Description
Background:
The PyMlirContext has a mechanism for creating unique references to MlirOperation
objects. When a PyOperation
object is created, it is interned into a map (together with an owning py::object
) into a map called liveOperations
held by the PyMlirContext
. This allows for various checks (assertions in the C++ code or tests written in Python) to occur to ensure that objects have the appropriate lifetimes. Since MLIR IR has a nested structure, it's possible to create a reference to an Operation in Python and then do something funny (e.g. delete the parent), and then try to use the child op somehow.

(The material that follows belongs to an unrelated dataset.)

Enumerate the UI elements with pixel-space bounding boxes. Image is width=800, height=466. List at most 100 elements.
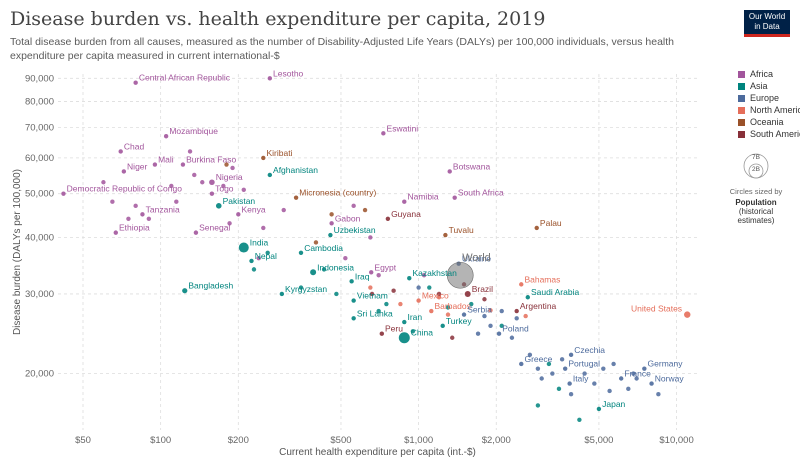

In C++, printing a freed Operation
will probably crash, but in Python printing a PyOperation
whose underlying Operation*
has been freed should recover gracefully. For reasons like this (I think), the PyOperation retains a valid
member variable which should be set to false
in such situations, and most operations in PyOperation
are guarded by a check to ensure valid == true
.
This seems to work well, but there are several holes in how lifetimes of PyOperations are tracked (and therefore how they are inserted or cleaned up from the liveOperations
map). These are mostly documented in IRCore.cpp
as TODOs.
For example, the following code appears to crash:
def testModuleCleanup():
ctx = Context()
module = Module.parse(r"""module @my_module {
func.func @my_func() {
return
}
}""", ctx)
func = module.body.operations[0]
assert ctx._get_live_module_count() == 1
assert ctx._get_live_operation_count() == 1
module = None
gc.collect()
assert ctx._get_live_module_count() == 0
assert ctx._get_live_operation_count() == 1
print(func)
The reason is that even though module
(PyModule
) was dereferenced and cleaned up, it didn't invalidate its children. Therefore, the PyOperation
pointed to by func
still has its valid bit set (and is still in the liveOperations
map).
Furthermore, even if you don't do anything with func
, it remaining in liveOperations
is problematic. If you re-use the same Context, as in the below code, the MLIR C++ API and the underlying allocator may return a pointer that is still in liveOperations
(since operations may be freed by MLIR but still exist in liveOperations
, that is a valid state):
def testModuleCleanup():
ctx = Context()
module = Module.parse(r"""module @my_module {
func.func @my_func() {
return
}
}""", ctx)
func = module.body.operations[0] # suppose the underlying Operation* == 0x5e89746a58b0
assert ctx._get_live_module_count() == 1
assert ctx._get_live_operation_count() == 1
module = None
gc.collect()
assert ctx._get_live_module_count() == 0
# live operations is still 1, this is expected. In `liveOperations` map,
# PyOperation are tracked by the underlying `Operation*`, which means the key 0x5e89746a58b0
# is still in the map
assert ctx._get_live_operation_count() == 1
# This can result in assertion unpredictably, because MLIR may return new Operation* == 0x5e89746a58b0,
# and the key exists in `liveOperation` map.
module = Module.parse(r"""module @my_module { }""")
An assertion will be encountered because of this line:
https://github.com/llvm/llvm-project/blame/main/mlir/lib/Bindings/Python/IRCore.cpp#L1164
Here you can see that even if we amend the assertion to include a check if it is valid
, proceeding to update the liveOperations
map may invalidate a reference still held by the Python user. IMO this is overly cautious because there are too many ways in which the liveOperations
tracking mechanism can loose track of which operations are valid or not.
In addition, compiling MLIR with CMAKE_BUILD_TYPE=RelWithDebInfo vs CMAKE_BUILD_TYPE=Debug appears to change the likelihood of encountering the assertion in the second example.